Because messages stay in Kafka for a retention period, consumers can be slow or even offline without losing data. They only fall behind temporarily. In the bookstore example, shipping and analytics can read the same order event later, each at its own pace.
b. Message Publishing Process
Publishing a message starts when the producer serializes the data into bytes and chooses a partition. It then sends the message to the broker responsible for that partition and waits for acknowledgment, depending on the durability settings. The broker writes the record to its local log and may also wait for replicas before confirming success.

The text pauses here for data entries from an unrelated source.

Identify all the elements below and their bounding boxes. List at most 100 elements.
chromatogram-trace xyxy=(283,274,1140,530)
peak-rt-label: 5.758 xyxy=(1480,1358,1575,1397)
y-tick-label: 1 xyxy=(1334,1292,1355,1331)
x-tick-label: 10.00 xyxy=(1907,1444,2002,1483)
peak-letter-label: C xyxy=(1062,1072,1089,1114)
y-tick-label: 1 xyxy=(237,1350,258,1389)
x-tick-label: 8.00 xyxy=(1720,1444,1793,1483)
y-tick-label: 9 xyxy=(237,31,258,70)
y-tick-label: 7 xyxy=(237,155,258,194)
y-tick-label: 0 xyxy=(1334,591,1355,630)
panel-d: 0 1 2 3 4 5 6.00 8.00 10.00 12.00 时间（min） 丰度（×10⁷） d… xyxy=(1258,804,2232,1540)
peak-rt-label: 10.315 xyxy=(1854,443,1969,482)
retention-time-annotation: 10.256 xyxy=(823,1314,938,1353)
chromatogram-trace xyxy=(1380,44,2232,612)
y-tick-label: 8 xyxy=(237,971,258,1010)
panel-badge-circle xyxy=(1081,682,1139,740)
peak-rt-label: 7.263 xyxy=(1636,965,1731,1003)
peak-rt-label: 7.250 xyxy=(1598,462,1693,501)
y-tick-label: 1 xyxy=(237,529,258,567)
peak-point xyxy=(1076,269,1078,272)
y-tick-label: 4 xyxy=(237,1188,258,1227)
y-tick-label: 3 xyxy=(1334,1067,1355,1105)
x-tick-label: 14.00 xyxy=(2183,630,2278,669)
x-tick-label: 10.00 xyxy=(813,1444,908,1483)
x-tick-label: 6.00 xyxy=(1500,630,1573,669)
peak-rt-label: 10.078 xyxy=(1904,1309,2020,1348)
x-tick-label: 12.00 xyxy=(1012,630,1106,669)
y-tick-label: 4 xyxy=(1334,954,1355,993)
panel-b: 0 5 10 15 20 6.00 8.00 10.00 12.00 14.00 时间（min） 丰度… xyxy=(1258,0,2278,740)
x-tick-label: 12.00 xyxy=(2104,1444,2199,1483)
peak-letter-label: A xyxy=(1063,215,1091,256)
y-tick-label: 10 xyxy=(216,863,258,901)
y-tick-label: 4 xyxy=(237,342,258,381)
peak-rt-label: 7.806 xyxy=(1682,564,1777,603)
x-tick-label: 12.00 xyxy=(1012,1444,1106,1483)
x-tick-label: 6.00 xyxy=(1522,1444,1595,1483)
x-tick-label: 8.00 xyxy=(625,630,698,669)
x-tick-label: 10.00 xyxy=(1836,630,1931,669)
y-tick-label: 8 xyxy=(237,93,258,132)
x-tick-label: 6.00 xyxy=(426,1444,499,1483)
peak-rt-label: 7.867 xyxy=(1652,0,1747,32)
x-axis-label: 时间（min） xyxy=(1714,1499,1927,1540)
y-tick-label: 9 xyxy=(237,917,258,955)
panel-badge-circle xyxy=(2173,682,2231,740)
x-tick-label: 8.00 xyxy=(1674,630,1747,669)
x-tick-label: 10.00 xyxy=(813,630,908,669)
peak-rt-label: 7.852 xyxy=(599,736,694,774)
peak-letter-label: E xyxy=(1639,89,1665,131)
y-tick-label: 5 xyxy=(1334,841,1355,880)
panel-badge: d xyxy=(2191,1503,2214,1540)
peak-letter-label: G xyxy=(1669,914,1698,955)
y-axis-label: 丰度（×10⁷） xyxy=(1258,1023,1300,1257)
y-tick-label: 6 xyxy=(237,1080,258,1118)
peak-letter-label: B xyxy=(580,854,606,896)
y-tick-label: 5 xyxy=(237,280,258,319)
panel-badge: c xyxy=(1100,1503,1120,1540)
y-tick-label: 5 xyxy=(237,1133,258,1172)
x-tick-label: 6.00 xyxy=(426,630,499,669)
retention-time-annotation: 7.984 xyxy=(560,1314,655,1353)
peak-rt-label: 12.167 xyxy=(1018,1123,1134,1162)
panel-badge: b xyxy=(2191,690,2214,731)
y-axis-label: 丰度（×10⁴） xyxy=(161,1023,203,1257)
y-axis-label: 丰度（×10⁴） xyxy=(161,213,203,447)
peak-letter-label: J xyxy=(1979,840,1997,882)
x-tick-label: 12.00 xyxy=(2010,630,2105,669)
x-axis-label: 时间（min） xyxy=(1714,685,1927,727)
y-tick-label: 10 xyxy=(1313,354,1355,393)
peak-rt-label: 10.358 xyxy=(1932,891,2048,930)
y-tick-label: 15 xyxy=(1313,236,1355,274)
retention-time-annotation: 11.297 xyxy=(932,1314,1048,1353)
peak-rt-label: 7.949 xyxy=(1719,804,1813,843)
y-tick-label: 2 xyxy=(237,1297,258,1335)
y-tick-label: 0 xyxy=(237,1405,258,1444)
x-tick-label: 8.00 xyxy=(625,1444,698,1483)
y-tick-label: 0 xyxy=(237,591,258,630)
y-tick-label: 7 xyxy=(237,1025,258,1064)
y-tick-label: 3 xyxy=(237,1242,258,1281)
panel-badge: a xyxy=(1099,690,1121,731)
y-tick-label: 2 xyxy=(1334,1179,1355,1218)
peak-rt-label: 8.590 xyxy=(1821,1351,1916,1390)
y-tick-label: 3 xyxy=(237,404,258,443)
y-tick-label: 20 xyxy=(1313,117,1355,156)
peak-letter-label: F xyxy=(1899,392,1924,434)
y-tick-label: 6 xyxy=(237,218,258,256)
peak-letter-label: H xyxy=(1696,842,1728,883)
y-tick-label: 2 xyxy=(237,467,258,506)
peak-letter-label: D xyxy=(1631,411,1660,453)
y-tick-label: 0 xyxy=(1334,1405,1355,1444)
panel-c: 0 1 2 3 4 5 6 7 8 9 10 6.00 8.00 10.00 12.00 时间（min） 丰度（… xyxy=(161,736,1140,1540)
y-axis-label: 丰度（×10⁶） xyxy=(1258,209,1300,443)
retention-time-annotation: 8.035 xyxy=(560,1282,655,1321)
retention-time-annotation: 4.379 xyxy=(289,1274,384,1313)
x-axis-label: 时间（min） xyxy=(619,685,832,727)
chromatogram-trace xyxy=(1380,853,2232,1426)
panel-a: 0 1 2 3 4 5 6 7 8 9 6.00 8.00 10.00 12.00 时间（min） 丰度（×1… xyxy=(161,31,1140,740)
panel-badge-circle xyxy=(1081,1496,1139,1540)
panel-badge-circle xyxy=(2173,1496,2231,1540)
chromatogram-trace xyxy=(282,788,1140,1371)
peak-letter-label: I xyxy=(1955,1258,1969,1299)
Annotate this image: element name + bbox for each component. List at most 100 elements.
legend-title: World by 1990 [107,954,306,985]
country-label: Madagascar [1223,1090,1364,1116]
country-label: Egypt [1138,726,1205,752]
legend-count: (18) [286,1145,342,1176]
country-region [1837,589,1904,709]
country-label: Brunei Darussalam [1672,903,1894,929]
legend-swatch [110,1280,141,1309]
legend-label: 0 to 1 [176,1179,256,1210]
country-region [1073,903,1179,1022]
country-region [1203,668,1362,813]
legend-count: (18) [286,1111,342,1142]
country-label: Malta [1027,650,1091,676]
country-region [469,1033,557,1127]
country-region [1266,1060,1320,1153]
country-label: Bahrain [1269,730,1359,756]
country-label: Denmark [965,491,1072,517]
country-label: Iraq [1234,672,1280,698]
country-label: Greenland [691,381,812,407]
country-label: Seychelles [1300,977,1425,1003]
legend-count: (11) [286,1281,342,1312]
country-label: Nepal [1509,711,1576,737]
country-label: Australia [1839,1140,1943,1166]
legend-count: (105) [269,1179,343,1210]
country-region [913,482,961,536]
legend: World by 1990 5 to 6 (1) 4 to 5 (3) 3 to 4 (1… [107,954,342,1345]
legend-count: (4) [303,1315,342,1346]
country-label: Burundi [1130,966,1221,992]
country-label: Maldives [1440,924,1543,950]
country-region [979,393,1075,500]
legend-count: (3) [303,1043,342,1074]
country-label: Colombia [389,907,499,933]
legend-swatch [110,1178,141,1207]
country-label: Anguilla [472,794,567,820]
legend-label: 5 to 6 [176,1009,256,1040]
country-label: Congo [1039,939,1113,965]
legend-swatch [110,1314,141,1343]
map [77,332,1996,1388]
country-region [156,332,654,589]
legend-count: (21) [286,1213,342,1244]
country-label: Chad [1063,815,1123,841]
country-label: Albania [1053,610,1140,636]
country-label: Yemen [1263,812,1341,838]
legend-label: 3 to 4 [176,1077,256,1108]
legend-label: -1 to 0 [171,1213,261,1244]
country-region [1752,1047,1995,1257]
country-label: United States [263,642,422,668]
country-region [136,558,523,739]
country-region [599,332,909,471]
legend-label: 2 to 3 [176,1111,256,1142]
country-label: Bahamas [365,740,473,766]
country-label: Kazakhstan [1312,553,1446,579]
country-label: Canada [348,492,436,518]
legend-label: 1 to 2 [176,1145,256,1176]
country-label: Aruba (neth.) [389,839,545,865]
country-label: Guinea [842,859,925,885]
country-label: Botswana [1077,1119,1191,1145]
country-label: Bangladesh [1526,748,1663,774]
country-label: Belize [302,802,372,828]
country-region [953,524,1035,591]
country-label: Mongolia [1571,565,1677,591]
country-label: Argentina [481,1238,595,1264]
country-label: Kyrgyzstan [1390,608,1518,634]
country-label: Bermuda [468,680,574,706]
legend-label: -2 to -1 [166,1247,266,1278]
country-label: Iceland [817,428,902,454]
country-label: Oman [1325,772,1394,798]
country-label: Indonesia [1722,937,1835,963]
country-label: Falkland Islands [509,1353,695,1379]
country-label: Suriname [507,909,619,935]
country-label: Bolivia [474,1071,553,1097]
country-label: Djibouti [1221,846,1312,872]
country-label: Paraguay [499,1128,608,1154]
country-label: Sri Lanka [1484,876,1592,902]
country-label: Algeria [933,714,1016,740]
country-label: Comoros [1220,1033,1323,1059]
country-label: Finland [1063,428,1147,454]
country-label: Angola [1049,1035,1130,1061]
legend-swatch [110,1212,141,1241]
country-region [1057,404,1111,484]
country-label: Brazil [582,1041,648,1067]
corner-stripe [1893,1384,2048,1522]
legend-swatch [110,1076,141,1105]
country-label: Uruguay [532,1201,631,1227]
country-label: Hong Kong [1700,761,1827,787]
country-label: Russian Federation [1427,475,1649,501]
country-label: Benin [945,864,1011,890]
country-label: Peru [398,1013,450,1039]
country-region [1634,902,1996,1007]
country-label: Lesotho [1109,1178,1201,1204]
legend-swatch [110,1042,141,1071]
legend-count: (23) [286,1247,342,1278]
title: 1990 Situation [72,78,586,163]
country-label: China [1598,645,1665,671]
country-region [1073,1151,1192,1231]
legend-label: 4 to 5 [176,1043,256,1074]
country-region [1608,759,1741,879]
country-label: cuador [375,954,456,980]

That process is what gives Kafka its reliability. For example, a bookstore order should not be treated as complete until the broker has safely accepted it. If a broker fails right after the write, replication helps keep the record from disappearing.
c. Message Consumption Process
Kafka consumers pull data instead of having it pushed to them. They poll for records, process the batch they receive, and then commit their offset after the work is done. That gives each consumer control over its own speed.
If a consumer crashes, it can restart from the last committed offset instead of starting over. That makes Kafka much more resilient to restarts, deployments, and network issues. It also makes it easy to add more consumers later without changing the producer side.